Risico's, bijwerkingen en gevaren

De neutraal-nul-methode brengt geen risico's of bijwerkingen voor de patiënt met zich mee. Daarom kan het zonder problemen poliklinisch worden uitgevoerd. Bijzondere kenmerken komen vooral naar voren in de procedure wanneer de neutraal-nul-positie van het gewricht niet kan worden bereikt vanwege beschadiging. In dit geval bevindt de nul zich niet in het midden van de index, maar beweegt deze naar de kant waar er een tekort is in het bewegingsbereik. Het hoeknummer geeft dan het tekort aan, waarbij de 0 het bewegingsbereik zelf illustreert. De neutrale nulmethode kan niet worden gebruikt voor statistische evaluaties. Voor dit doel, liever een extracten de hoekgegevens voor de individuele bewegingen uit de index, tellen ze op en berekent een gemiddelde van de algemene bewegingsomvang. In de meeste landen bestaat de neutraal-nul-methode niet per se en wordt de mate van beweging altijd gegeven door een gemiddelde van de individuele hoeken.
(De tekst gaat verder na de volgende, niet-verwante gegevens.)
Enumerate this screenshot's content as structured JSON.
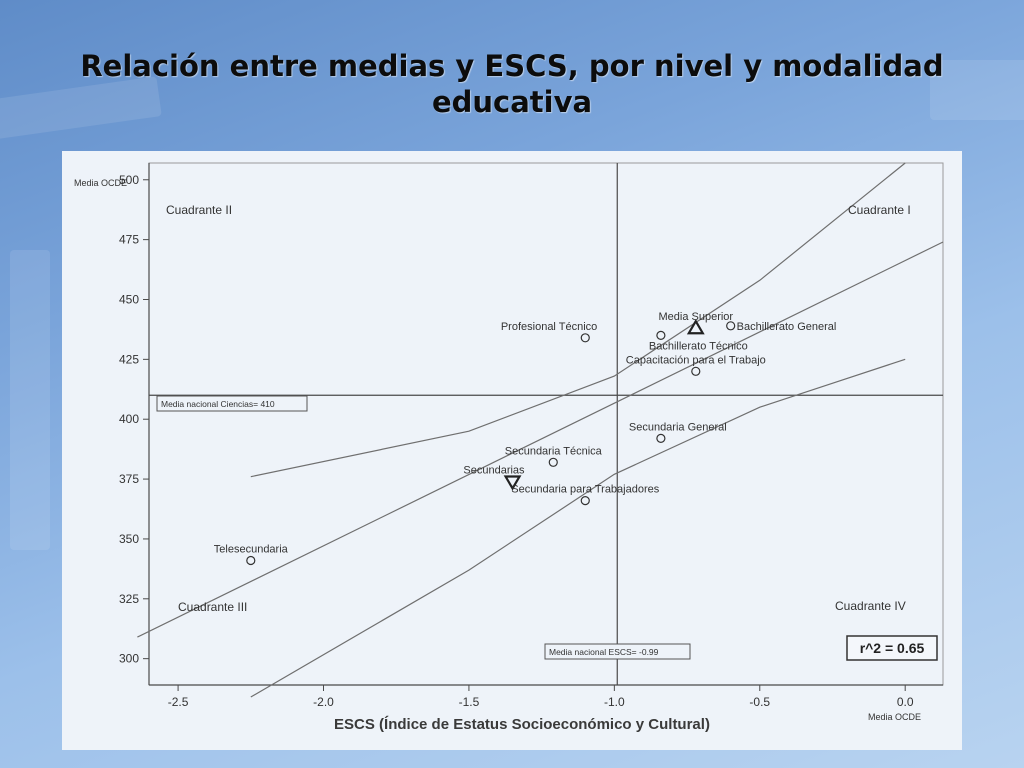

In Duitsland neemt de neutraal-nul-methode een bijzondere positie in in de context van spasticiteit​ Tijdens snelle bewegingen trekt een spastische spier aanzienlijk eerder samen en vermindert zo de mate van beweging in het dagelijks leven. Daarom maakt de arts in dit klinische beeld tijdens de methode onderscheid tussen de mate van beweging tijdens passieve langzame beweging en passieve snelle beweging om overeen te komen met de mate van spastische beperkte beweging.